= Lessee of Hyam v. Edwards =

Two decisions of the colonial Supreme Court of Pennsylvania

Lessee of Hyam v. Edwards, is the title of two separate decisions of the Supreme Court of Pennsylvania, issued when Pennsylvania was still a British colony. The first decision is found at 1 U.S. (1 Dall.) 1 (Pa. 1759) and is the first decision that appears in the first volume of United States Reports. The second decision is found at 1 U.S. (1 Dall.) 2 (Pa. 1759).
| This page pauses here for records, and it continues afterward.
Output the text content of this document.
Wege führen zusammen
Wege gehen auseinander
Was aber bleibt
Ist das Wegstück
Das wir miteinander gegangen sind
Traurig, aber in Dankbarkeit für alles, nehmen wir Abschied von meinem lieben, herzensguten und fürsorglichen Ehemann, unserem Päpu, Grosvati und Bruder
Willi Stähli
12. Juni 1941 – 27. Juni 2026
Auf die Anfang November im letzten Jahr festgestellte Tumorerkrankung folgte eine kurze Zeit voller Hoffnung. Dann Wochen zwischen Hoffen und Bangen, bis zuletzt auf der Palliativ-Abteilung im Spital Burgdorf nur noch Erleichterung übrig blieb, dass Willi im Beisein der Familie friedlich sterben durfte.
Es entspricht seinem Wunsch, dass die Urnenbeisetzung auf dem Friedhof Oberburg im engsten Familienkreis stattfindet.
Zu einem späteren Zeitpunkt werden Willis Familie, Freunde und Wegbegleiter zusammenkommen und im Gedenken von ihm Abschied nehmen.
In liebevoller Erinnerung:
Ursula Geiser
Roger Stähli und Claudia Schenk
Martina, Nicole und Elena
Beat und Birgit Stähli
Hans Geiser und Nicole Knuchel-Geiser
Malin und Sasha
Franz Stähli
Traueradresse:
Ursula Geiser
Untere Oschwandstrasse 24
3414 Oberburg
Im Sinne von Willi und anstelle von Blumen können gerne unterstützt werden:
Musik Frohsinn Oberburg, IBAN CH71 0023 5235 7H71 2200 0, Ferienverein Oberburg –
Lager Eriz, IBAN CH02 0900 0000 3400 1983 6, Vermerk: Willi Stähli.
==Colonial court decisions in the United States Reports==

None of the decisions appearing in the first volume and few of the second volume of the United States Reports are actually decisions of the United States Supreme Court. Instead, they are decisions from various Pennsylvania courts, dating from the colonial period and the first decade after Independence. Alexander Dallas, a Philadelphia, Pennsylvania, lawyer and journalist, had been in the business of publishing and selling these cases for newspapers and periodicals. He subsequently began compiling and selling these cases in a bound volume, which he called "Reports of cases ruled and adjudged in the courts of Pennsylvania, before and since the Revolution". This would come to be known as the first volume of "Dallas Reports."

When the United States Supreme Court, along with the rest of the new Federal Government, moved in 1791 to the nation's temporary capital in Philadelphia, Dallas was appointed the Supreme Court's first unofficial and unpaid Supreme Court Reporter. (Court reporters in that age received no salary, but were allowed compensation in the form of profits from the publication and sale of compiled decisions.) Dallas continued to collect and publish Pennsylvania decisions in a second volume of his Reports, and when the Supreme Court began hearing cases he added those cases to his reports, starting towards the end of the second volume, "2 Dallas Reports". Dallas would go on to publish a total of 4 volumes of decisions during his tenure as Reporter.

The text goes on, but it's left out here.